At the end of the year you can just lob a big chunk of profit into the pension instead of paying tax on it. Or something like that.
Set up an executive pension, put your companies profit into the pension ( there are some limits but I think it is well north of 60K) You can do this on a yearly basis or if you want a few times during the year.
On retirement you can then set up an ARF. The exec pension offers you allot more flexibility than a normal pension.
Would there be big money in vending machines? Apart from the change like.
You get out what you put into it
TFK just repeats itself over and over again.
It’s all been done before.
It’s the beauty of tfk
In spades fella. Thanks.
In fairness, I’d never heard the vending machine one before.
Wouldn’t trust a private pension scheme with brexit around the corner. Hold off a bit until the ‘Experts’ get an idea that the fuck is happening. And not playing Russian roulette with peoples money.
Don’t be so daft. The tax relief means you’d have to lose 40% in value before you’re actually losing. It’s a bit more complicated than that but anyway.
Brexit or no Brexit the world will keep going. Business will get done. People will get exploited. The rich WILL get richer.
People probably think the recession of 07/08 decimated pension funds forever too.
Dunno about all this tax relief. This is Ireland bud they tax your savings 40%
Pension experts such as @gilgamboa and @Appendage would ye recommend to be in Passively managed pension funds or Actively managed funds? I’m guessing passive cos the “experts” can then react to what they see coming straight away and diversify or reduce risk whereas with Actively managed you’ve to be on top of that yourself? I think your man said there’s 0.25% or maybe 1.25% fees wit Passively managed funds however.
A passively managed fund just tracks an index, or combination of them e.g. it just tracks the FTSE or something. The actively managed funds should be a lot more expensive as they are engaged in investment decisions on your behalf
I checked my funds there. Split between passive and active funds. The fees you quoted seem high to me, is this a personal pension you are talking about or a company scheme
Passively managed funds don’t react to anything. Actively managed funds don’t require you to do anything, it’s an investment manager looking after them on your behalf.
Now as to whether you are better off with a passively managed fund or an actively managed one, it depends on whether the actively managed one is managed by a good manager
Not an expert at all bro. Just know the tax impact and benefits.
It’s a private pension I have with New Ireland Assurance. Your man told me actually I think 0.25% fee for passive funds, whereas their range of ‘ifunds’ carry 1.25% or something in fees. I’ll clarify that with him again. He definitely told me that the passive funds are ‘managed’ in that if I am in a high risk passive fund the fund manager can reduce the risk from high risk to more medium risk if he sees volatility ahead, for example. He said active funds is totally down to me. An example would be an alternative energy fund which while performing well right now could head south at any time and unless I’m watching the trends and ready to react that I would be leaving myself exposed in that fund while it continues to perform badly.

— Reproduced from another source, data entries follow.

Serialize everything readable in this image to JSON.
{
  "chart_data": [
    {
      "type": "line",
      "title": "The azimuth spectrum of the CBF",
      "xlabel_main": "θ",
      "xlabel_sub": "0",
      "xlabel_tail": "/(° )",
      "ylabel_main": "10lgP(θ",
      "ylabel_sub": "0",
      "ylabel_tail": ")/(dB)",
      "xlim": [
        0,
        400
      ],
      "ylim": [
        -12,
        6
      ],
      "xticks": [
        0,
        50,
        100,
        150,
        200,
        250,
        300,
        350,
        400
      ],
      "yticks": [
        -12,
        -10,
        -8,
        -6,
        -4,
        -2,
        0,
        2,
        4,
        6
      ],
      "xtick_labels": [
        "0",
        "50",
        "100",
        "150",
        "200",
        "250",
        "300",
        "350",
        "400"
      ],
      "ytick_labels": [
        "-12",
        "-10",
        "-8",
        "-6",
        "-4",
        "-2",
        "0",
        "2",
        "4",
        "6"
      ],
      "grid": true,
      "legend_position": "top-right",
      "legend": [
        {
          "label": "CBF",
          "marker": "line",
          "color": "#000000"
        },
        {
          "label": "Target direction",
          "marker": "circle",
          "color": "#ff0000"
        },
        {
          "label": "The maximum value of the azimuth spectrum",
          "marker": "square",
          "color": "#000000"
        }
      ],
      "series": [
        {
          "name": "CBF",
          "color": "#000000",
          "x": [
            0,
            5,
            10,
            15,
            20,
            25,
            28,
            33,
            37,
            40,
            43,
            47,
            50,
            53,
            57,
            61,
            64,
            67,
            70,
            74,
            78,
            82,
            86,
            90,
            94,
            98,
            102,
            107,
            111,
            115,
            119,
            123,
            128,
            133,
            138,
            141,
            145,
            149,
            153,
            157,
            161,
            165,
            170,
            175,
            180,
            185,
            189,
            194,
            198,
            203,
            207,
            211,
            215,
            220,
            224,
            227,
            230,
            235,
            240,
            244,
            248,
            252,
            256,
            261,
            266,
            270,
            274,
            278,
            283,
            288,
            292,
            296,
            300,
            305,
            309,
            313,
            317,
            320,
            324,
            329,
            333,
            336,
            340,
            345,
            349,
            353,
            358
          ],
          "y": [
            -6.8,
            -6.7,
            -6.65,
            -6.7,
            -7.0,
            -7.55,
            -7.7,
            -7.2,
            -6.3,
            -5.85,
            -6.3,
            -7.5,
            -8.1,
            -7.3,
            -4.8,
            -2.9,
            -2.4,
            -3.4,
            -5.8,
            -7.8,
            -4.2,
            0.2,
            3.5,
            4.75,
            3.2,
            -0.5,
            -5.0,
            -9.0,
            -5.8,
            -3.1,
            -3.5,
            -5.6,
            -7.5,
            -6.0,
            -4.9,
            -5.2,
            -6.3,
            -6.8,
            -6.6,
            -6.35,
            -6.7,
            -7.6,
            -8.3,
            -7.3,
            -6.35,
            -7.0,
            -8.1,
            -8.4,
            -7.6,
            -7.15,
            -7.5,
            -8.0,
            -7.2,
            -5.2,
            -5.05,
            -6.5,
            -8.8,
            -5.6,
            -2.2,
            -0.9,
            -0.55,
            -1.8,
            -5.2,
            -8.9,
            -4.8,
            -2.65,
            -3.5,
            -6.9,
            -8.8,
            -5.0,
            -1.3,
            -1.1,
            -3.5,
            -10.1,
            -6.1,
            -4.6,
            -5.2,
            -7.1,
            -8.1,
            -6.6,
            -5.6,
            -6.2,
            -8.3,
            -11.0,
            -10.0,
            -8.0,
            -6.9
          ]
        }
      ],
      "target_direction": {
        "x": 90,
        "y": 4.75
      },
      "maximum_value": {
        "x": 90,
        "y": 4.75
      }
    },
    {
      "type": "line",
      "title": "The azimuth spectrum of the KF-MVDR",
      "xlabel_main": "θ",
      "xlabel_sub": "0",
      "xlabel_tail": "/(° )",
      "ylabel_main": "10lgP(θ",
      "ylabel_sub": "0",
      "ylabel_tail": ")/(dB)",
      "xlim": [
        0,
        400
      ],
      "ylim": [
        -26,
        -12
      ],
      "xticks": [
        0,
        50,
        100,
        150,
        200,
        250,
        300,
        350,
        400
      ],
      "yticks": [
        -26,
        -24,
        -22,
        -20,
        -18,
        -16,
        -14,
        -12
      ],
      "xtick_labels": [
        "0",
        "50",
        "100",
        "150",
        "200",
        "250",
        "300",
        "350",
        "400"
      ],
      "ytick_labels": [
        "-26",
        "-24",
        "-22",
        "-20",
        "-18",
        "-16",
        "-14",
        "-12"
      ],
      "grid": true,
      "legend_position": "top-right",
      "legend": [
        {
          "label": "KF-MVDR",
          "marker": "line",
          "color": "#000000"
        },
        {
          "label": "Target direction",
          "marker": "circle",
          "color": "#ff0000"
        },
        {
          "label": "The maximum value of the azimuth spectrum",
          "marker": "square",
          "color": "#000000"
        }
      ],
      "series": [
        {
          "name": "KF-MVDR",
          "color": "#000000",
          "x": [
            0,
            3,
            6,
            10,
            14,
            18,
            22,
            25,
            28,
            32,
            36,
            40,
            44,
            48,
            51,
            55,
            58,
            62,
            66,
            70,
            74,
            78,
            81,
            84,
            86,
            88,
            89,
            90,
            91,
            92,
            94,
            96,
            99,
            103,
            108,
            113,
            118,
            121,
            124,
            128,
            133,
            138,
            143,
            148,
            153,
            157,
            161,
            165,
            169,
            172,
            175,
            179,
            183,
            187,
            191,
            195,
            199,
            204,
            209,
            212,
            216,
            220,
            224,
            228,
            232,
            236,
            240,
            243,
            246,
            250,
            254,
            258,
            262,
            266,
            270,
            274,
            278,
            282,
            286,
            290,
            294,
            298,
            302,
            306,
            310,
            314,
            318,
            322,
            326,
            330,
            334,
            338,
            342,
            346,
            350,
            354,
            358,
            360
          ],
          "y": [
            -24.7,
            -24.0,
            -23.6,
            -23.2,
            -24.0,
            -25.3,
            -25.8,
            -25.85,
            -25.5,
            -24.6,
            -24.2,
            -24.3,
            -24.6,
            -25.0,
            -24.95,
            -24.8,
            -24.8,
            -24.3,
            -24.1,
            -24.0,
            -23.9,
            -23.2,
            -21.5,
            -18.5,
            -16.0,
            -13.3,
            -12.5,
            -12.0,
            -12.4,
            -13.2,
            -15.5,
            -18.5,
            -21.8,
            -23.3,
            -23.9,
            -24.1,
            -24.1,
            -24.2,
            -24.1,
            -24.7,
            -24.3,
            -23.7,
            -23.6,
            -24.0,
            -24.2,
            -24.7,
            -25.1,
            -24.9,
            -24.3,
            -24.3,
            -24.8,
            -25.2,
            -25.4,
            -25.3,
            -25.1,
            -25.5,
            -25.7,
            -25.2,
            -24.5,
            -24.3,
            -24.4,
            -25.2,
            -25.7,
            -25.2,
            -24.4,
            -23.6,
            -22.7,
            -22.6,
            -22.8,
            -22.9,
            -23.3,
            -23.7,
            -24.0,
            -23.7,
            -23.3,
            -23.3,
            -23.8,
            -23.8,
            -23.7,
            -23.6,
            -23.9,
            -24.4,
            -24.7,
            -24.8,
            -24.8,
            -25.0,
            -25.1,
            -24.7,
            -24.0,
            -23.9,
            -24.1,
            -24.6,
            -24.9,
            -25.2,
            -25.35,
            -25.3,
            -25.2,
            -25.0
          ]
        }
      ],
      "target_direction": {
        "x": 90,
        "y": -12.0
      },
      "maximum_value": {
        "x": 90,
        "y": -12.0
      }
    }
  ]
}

He more or less said the passive funds have better chance of success despite there is a bit of an extra fee with them. 0.25% seems very low as does anything under 1%.
Has he explained passive funds v active funds arseways to me?
You’d be a fool not to be tooling up on higher risk funds in your 30-40’s.
What you’ve described here suggests he’s got it totally arseways. He was telling me I should put money into prime equities which is doing well but to be aware that there’s small fees with that because of it being a ‘passive fund’. But prime equities isn’t tracking just one index shall we say it’s an accumulation of various indexes and markets and I guess they can pivot away from one a lot if they think there’s trouble ahead. Purely as an example let’s say 50% of it is in UK and Ireland equities but they might reduce that to 15% in the morning and move the rest into Asian equities let’s say. Maybe that’s where the extra management comes into it? In that it’s not tracking just one index.